Friday, December 02, 2005

Mary Slessor


The daughter of an alcoholic shoemaker (born on this day in 1848 in Gilcomston, Scotland), Mary Slessor developed an interest in missionary work as a member of the Wishart Church in Dundee, Scotland. Although she was known among school friends for her courage and determination (she purportedly convinced local ruffians who were tormenting her to join her Sunday school class), she doubted her courage for work abroad, but in 1876 set sail for Nigeria as a missionary of the United Presbyterian Church.

There she found a country torn apart by the economies of slavery, where witchcraft and human sacrifice were prevalent responses to strife and women were regarded as little more than livestock. Unlike many who had come before her in the name of "civilization," however, Slessor adopted local styles and became fluent in Efik -- to the point of being able to summon superior rhetorical figures while arguing with local authorities against the harsh treatment of women or the local reluctance to receive vaccination against smallpox.

She was so effective, in fact, that in 1903, Mary was invited to continue her public health and welfare activities as a member of the British government as an attache in the court of Itu.

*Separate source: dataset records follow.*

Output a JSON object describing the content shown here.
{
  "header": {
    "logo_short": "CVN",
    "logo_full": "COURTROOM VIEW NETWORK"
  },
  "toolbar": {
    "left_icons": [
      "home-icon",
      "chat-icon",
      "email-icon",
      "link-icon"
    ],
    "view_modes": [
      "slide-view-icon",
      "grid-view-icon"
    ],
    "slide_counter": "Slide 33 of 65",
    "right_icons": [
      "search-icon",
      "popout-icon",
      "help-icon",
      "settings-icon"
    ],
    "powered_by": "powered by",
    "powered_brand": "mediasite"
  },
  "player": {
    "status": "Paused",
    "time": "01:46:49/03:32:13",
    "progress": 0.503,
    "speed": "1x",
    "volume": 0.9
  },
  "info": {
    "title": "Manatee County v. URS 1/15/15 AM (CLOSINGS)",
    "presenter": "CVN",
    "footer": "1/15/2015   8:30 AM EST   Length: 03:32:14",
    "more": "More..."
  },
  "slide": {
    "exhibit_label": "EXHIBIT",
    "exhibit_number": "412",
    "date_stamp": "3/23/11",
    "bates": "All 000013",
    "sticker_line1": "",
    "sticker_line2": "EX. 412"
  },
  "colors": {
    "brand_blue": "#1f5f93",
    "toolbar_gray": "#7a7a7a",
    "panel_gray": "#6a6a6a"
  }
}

Leveraging British desires for clearer trade routes, Slessor secured government funding for her efforts while penetrating deeper and deeper into the Nigerian interior, not infrequently conducting all-night treks through rain forests in the service of her humanitarian ambitions.

Near the end of her life, however, she had grown quite feeble from recurrent illnesses, and when she died at the age of 67 on January 13, 1915, she was probably suffering from malaria, which was still rampant and uncontrolled in Nigeria. She was given a state funeral and buried in the heart of the country under a great Scottish granite cross which has become a place of pilgrimage for the likes of Elizabeth II, among others.

She has become a kind of Scottish national heroine over the years, as the accompanying illustration of her on a Clydesdale Bank £10 note indicates -- an honor reserved for such other Scottish leading lights as Robert Burns and Robert the Bruce.